Puntuale come l'influenza.


Eccolo qua di ritorno.

Il circo mediatico del fotogiornalismo internazionale per eccellenza: Il World Press Photo, proprio come il classico malanno di stagione. E siccome l'aggressività di virus e batteri è in aumento, anche il WPP non fa eccezione. La formula per decidere quale sia la fotografia dell'anno è cambiata. Adesso abbiamo la rosa ristretta di candidati e solo allo show finale di Amsterdam (a proposito va rilevato che in effetti la città è davvero la sede più azzeccata per questo concorso), solo allora sapremo chi sarà il vincitore. Magari con la classica sospensione di qualche istante dell'annuncio per creare maggior pathos tra gli astanti. "The winner is...".

Uno show autoreferenziale per un settore in crisi nera da tempo. Il fotogiornalismo è da tanti anni diventato fotosensazionalismo nella battaglia persa sulla carta che si tenta di tornare a vincere sulla rete.

I giurati hanno dovuto esaminare 73.044 fotografie, scattate da 4.548 fotografi provenienti da 125 paesi.

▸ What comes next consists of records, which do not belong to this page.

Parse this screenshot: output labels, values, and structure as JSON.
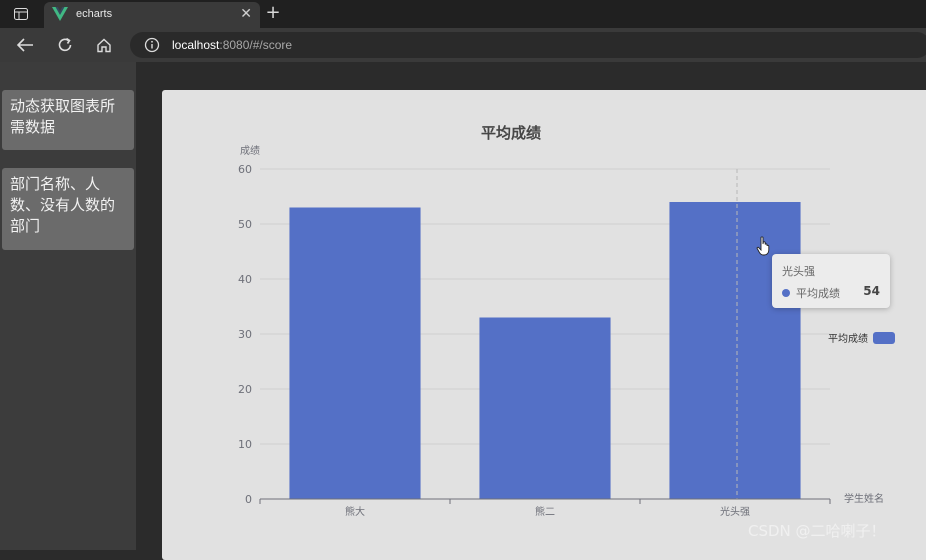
{
  "browser": {
    "tab_title": "echarts",
    "tab_close": "✕",
    "new_tab": "+",
    "url_host": "localhost",
    "url_rest": ":8080/#/score"
  },
  "sidebar": {
    "items": [
      {
        "label": "动态获取图表所需数据"
      },
      {
        "label": "部门名称、人数、没有人数的部门"
      }
    ]
  },
  "chart": {
    "tooltip": {
      "name": "光头强",
      "series": "平均成绩",
      "value": "54"
    }
  },
  "chart_data": {
    "type": "bar",
    "title": "平均成绩",
    "xlabel": "学生姓名",
    "ylabel": "成绩",
    "categories": [
      "熊大",
      "熊二",
      "光头强"
    ],
    "series": [
      {
        "name": "平均成绩",
        "values": [
          53,
          33,
          54
        ],
        "color": "#5470c6"
      }
    ],
    "ylim": [
      0,
      60
    ],
    "yticks": [
      "0",
      "10",
      "20",
      "30",
      "40",
      "50",
      "60"
    ],
    "grid": true,
    "legend": "right",
    "highlighted_category": "光头强"
  },
  "watermark": "CSDN @二哈喇子！"
}
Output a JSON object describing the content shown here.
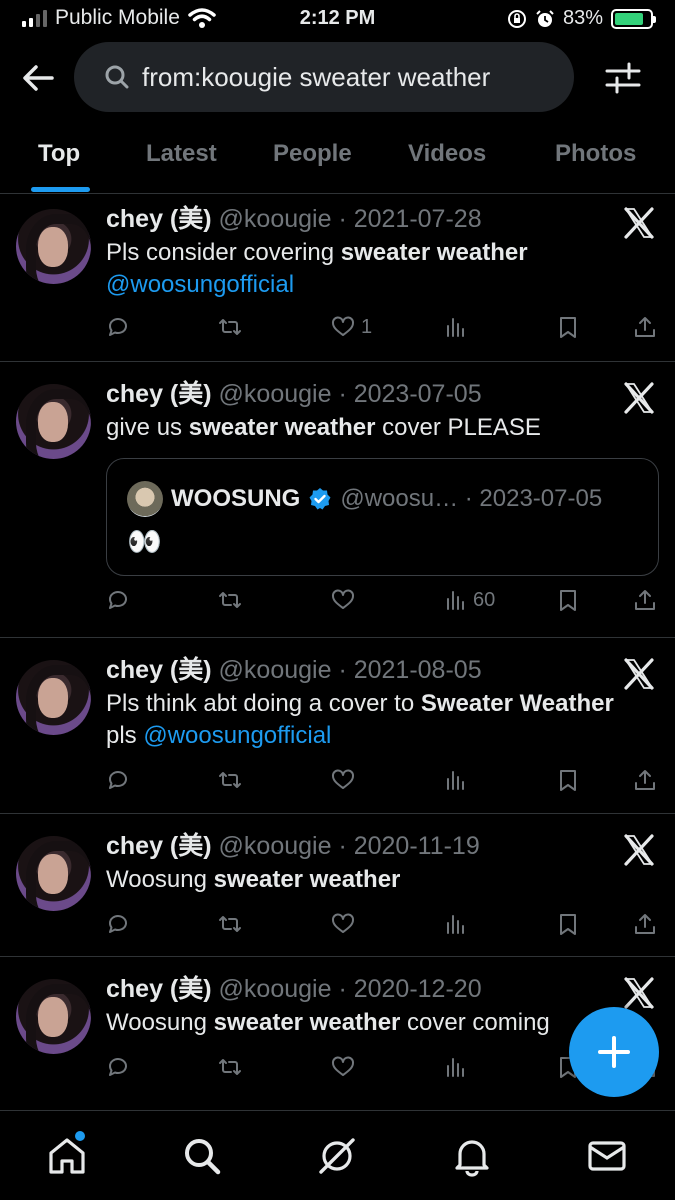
{
  "status_bar": {
    "carrier": "Public Mobile",
    "time": "2:12 PM",
    "battery": "83%",
    "battery_level": 0.83,
    "icons": [
      "signal-icon",
      "wifi-icon",
      "orientation-lock-icon",
      "alarm-icon",
      "battery-charging-icon"
    ]
  },
  "header": {
    "search_query": "from:koougie sweater weather",
    "icons": [
      "back-arrow-icon",
      "search-icon",
      "filter-sliders-icon"
    ]
  },
  "tabs": [
    {
      "label": "Top",
      "active": true
    },
    {
      "label": "Latest",
      "active": false
    },
    {
      "label": "People",
      "active": false
    },
    {
      "label": "Videos",
      "active": false
    },
    {
      "label": "Photos",
      "active": false
    }
  ],
  "tweets": [
    {
      "name": "chey (美)",
      "meta": "@koougie · 2021-07-28",
      "text_before": "Pls consider covering ",
      "text_bold": "sweater weather",
      "text_after": "",
      "mention": "@woosungofficial",
      "like_count": "1",
      "view_count": ""
    },
    {
      "name": "chey (美)",
      "meta": "@koougie · 2023-07-05",
      "text_before": "give us ",
      "text_bold": "sweater weather",
      "text_after": " cover PLEASE",
      "mention": "",
      "like_count": "",
      "view_count": "60",
      "quote": {
        "name": "WOOSUNG",
        "meta": "@woosu… · 2023-07-05",
        "text": "👀"
      }
    },
    {
      "name": "chey (美)",
      "meta": "@koougie · 2021-08-05",
      "text_before": "Pls think abt doing a cover to ",
      "text_bold": "Sweater Weather",
      "text_after": "",
      "line2_before": "pls ",
      "mention": "@woosungofficial",
      "like_count": "",
      "view_count": ""
    },
    {
      "name": "chey (美)",
      "meta": "@koougie · 2020-11-19",
      "text_before": "Woosung ",
      "text_bold": "sweater weather",
      "text_after": "",
      "mention": "",
      "like_count": "",
      "view_count": ""
    },
    {
      "name": "chey (美)",
      "meta": "@koougie · 2020-12-20",
      "text_before": "Woosung ",
      "text_bold": "sweater weather",
      "text_after": " cover coming",
      "mention": "",
      "like_count": "",
      "view_count": ""
    }
  ],
  "action_icons": [
    "reply-icon",
    "retweet-icon",
    "like-icon",
    "views-icon",
    "bookmark-icon",
    "share-icon"
  ],
  "fab": {
    "icon": "plus-icon"
  },
  "bottom_nav": [
    "home-icon",
    "explore-search-icon",
    "grok-icon",
    "notifications-bell-icon",
    "messages-envelope-icon"
  ],
  "colors": {
    "accent": "#1d9bf0",
    "background": "#000000",
    "muted": "#71767b",
    "text": "#e7e9ea"
  }
}
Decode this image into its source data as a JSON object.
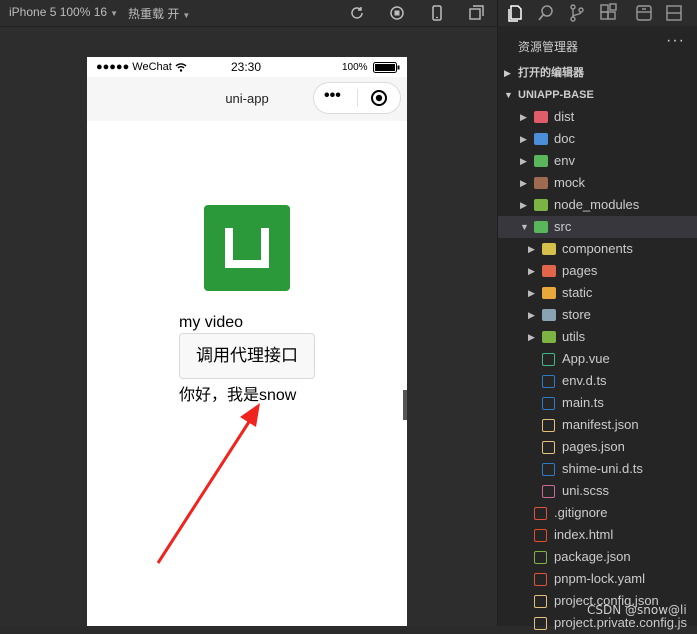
{
  "toolbar": {
    "device": "iPhone 5 100% 16",
    "hot_reload": "热重载 开"
  },
  "phone": {
    "status": {
      "signal": "●●●●● WeChat",
      "time": "23:30",
      "battery": "100%"
    },
    "nav_title": "uni-app",
    "capsule": {
      "more": "•••"
    },
    "content": {
      "video_text": "my video",
      "proxy_button": "调用代理接口",
      "hello_text": "你好，我是snow"
    }
  },
  "explorer": {
    "title": "资源管理器",
    "more": "···",
    "sections": [
      {
        "label": "打开的编辑器",
        "expanded": false
      },
      {
        "label": "UNIAPP-BASE",
        "expanded": true
      }
    ],
    "tree": [
      {
        "label": "dist",
        "icon": "folder-icon",
        "color": "#e05c6a"
      },
      {
        "label": "doc",
        "icon": "folder-icon",
        "color": "#4a8fd8"
      },
      {
        "label": "env",
        "icon": "folder-icon",
        "color": "#5ab65a"
      },
      {
        "label": "mock",
        "icon": "folder-icon",
        "color": "#a06a50"
      },
      {
        "label": "node_modules",
        "icon": "folder-icon",
        "color": "#7cb342"
      },
      {
        "label": "src",
        "icon": "folder-open-icon",
        "color": "#5ab65a"
      },
      {
        "label": "components",
        "icon": "folder-icon",
        "color": "#d4c04a"
      },
      {
        "label": "pages",
        "icon": "folder-icon",
        "color": "#e0654a"
      },
      {
        "label": "static",
        "icon": "folder-icon",
        "color": "#e8a93a"
      },
      {
        "label": "store",
        "icon": "folder-icon",
        "color": "#8aa3b3"
      },
      {
        "label": "utils",
        "icon": "folder-icon",
        "color": "#7cb342"
      },
      {
        "label": "App.vue",
        "icon": "vue-icon",
        "color": "#41b883"
      },
      {
        "label": "env.d.ts",
        "icon": "ts-icon",
        "color": "#3178c6"
      },
      {
        "label": "main.ts",
        "icon": "ts-icon",
        "color": "#3178c6"
      },
      {
        "label": "manifest.json",
        "icon": "json-icon",
        "color": "#e5c07b"
      },
      {
        "label": "pages.json",
        "icon": "json-icon",
        "color": "#e5c07b"
      },
      {
        "label": "shime-uni.d.ts",
        "icon": "ts-icon",
        "color": "#3178c6"
      },
      {
        "label": "uni.scss",
        "icon": "sass-icon",
        "color": "#cd6799"
      },
      {
        "label": ".gitignore",
        "icon": "git-icon",
        "color": "#e0533a"
      },
      {
        "label": "index.html",
        "icon": "html-icon",
        "color": "#e34c26"
      },
      {
        "label": "package.json",
        "icon": "node-icon",
        "color": "#7cb342"
      },
      {
        "label": "pnpm-lock.yaml",
        "icon": "yaml-icon",
        "color": "#e0533a"
      },
      {
        "label": "project.config.json",
        "icon": "json-icon",
        "color": "#e5c07b"
      },
      {
        "label": "project.private.config.js",
        "icon": "json-icon",
        "color": "#e5c07b"
      }
    ],
    "watermark": "CSDN @snow@li"
  },
  "annotation": {
    "arrow_color": "#f0231e"
  }
}
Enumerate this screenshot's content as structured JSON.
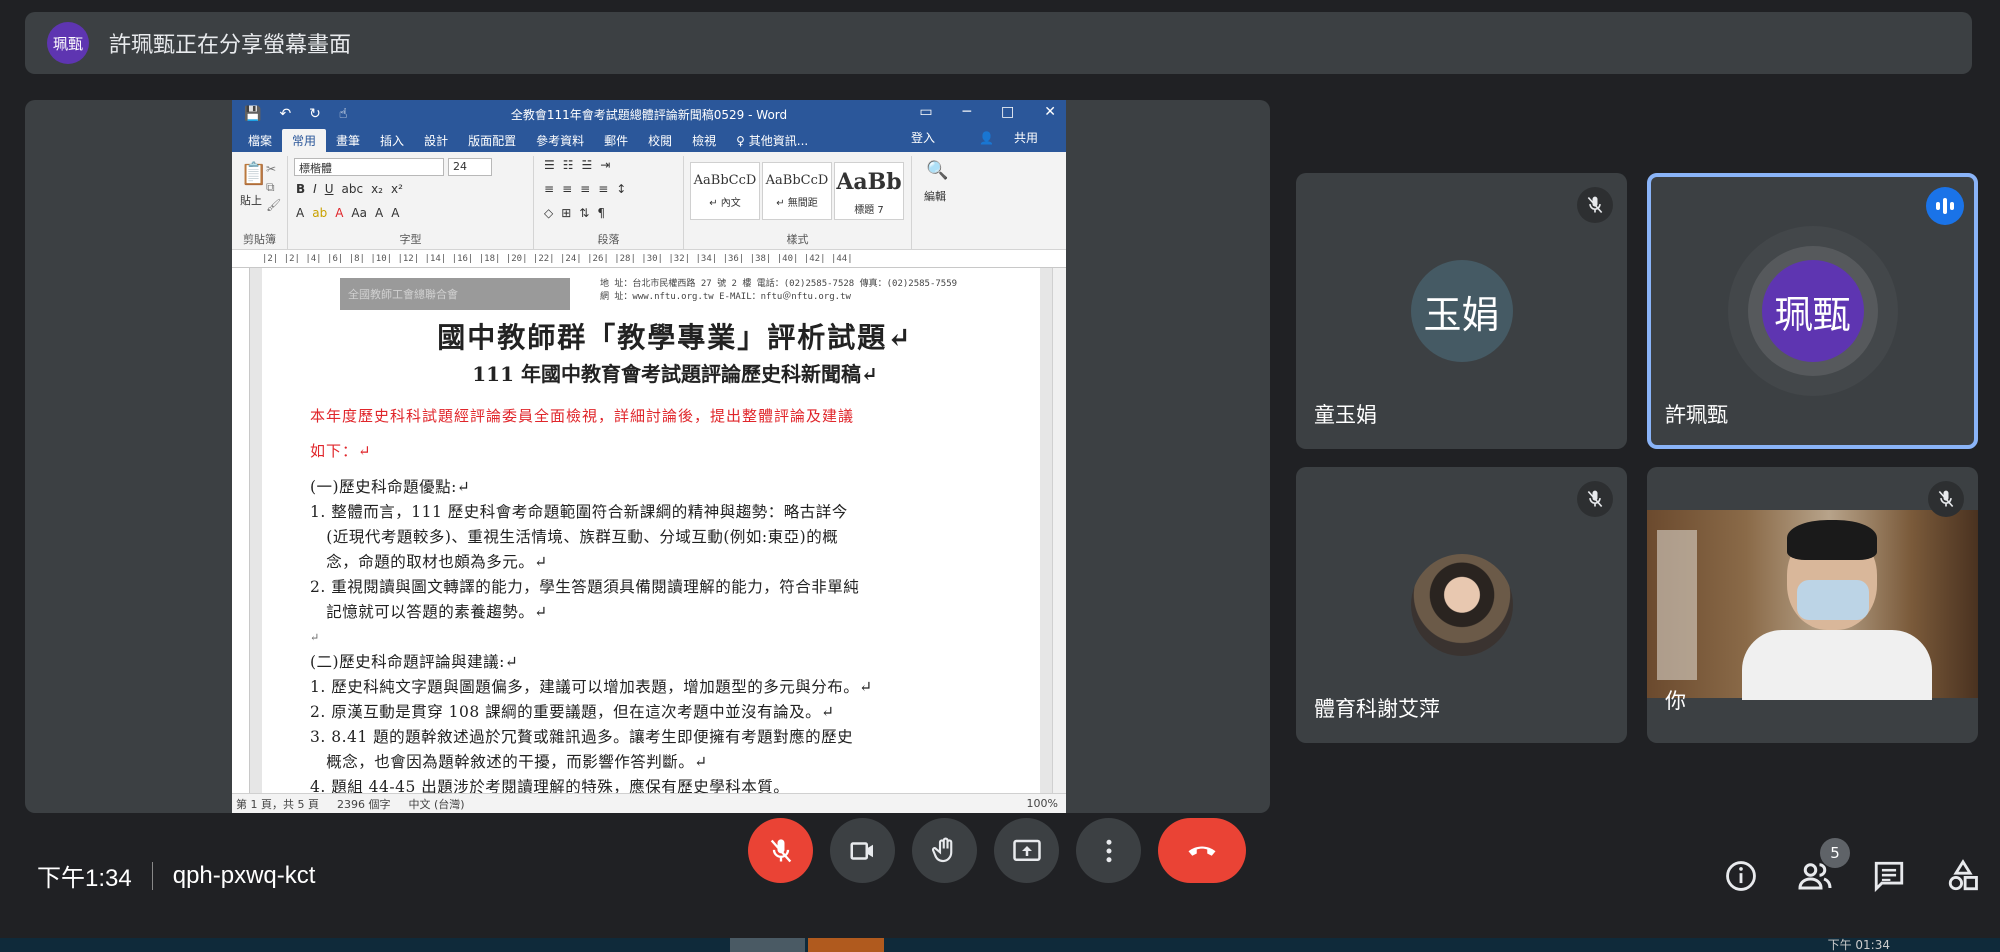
{
  "presenter": {
    "avatar_text": "珮甄",
    "message": "許珮甄正在分享螢幕畫面"
  },
  "word": {
    "doc_title": "全教會111年會考試題總體評論新聞稿0529 - Word",
    "tabs": [
      "檔案",
      "常用",
      "畫筆",
      "插入",
      "設計",
      "版面配置",
      "參考資料",
      "郵件",
      "校閱",
      "檢視",
      "♀ 其他資訊..."
    ],
    "active_tab": "常用",
    "signin": "登入",
    "share": "共用",
    "font_name": "標楷體",
    "font_size": "24",
    "groups": [
      "剪貼簿",
      "字型",
      "段落",
      "樣式",
      "編輯"
    ],
    "paste_label": "貼上",
    "edit_label": "編輯",
    "styles": [
      {
        "sample": "AaBbCcD",
        "name": "↵ 內文"
      },
      {
        "sample": "AaBbCcD",
        "name": "↵ 無間距"
      },
      {
        "sample": "AaBb",
        "name": "標題 7"
      }
    ],
    "ruler": "|2| |2| |4| |6| |8| |10| |12| |14| |16| |18| |20| |22| |24| |26| |28| |30| |32| |34| |36| |38| |40| |42| |44|",
    "logo_text": "全國教師工會總聯合會",
    "address_line1": "地  址：台北市民權西路 27 號 2 樓   電話：(02)2585-7528   傳真：(02)2585-7559",
    "address_line2": "網  址：www.nftu.org.tw      E-MAIL：nftu＠nftu.org.tw",
    "heading1": "國中教師群「教學專業」評析試題↵",
    "heading2": "111 年國中教育會考試題評論歷史科新聞稿↵",
    "red_line1": "本年度歷史科科試題經評論委員全面檢視，詳細討論後，提出整體評論及建議",
    "red_line2": "如下：↵",
    "sec1_title": "(一)歷史科命題優點:↵",
    "sec1_lines": [
      "1. 整體而言，111 歷史科會考命題範圍符合新課綱的精神與趨勢：略古詳今",
      "   (近現代考題較多)、重視生活情境、族群互動、分域互動(例如:東亞)的概",
      "   念，命題的取材也頗為多元。↵",
      "2. 重視閱讀與圖文轉譯的能力，學生答題須具備閱讀理解的能力，符合非單純",
      "   記憶就可以答題的素養趨勢。↵"
    ],
    "blank": "↵",
    "sec2_title": "(二)歷史科命題評論與建議:↵",
    "sec2_lines": [
      "1. 歷史科純文字題與圖題偏多，建議可以增加表題，增加題型的多元與分布。↵",
      "2. 原漢互動是貫穿 108 課綱的重要議題，但在這次考題中並沒有論及。↵",
      "3. 8.41 題的題幹敘述過於冗贅或雜訊過多。讓考生即便擁有考題對應的歷史",
      "   概念，也會因為題幹敘述的干擾，而影響作答判斷。↵",
      "4. 題組 44-45 出題涉於考閱讀理解的特殊，應保有歷史學科本質。"
    ],
    "status": [
      "第 1 頁，共 5 頁",
      "2396 個字",
      "中文 (台灣)"
    ],
    "zoom": "100%"
  },
  "participants": [
    {
      "name": "童玉娟",
      "initials": "玉娟",
      "color": "#455a64",
      "muted": true
    },
    {
      "name": "許珮甄",
      "initials": "珮甄",
      "color": "#5e35b1",
      "muted": false,
      "speaking": true
    },
    {
      "name": "體育科謝艾萍",
      "muted": true,
      "photo": true
    },
    {
      "name": "你",
      "muted": true,
      "video": true
    }
  ],
  "meeting": {
    "time": "下午1:34",
    "code": "qph-pxwq-kct",
    "participant_count": "5"
  },
  "taskbar_clock": "下午 01:34",
  "colors": {
    "background": "#202124",
    "tile": "#3c4043",
    "accent_red": "#ea4335",
    "word_blue": "#2b579a",
    "speaking_blue": "#8ab4f8"
  }
}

Nemmeno allo Stanley Kubrick di Arancia meccanica era venuta in mente una cosa talmente sadica.

Che senso ha tutto questo? Nessuno. O meglio è marketing. Questo post cade nella trappola e fa quello che al WPP si aspettano: che se ne parli, ovunque e comunque. Lo faccio volentieri lo stesso. L'influenza te la devi prendere e starci male fino a quando non ti passa. Ogni anno.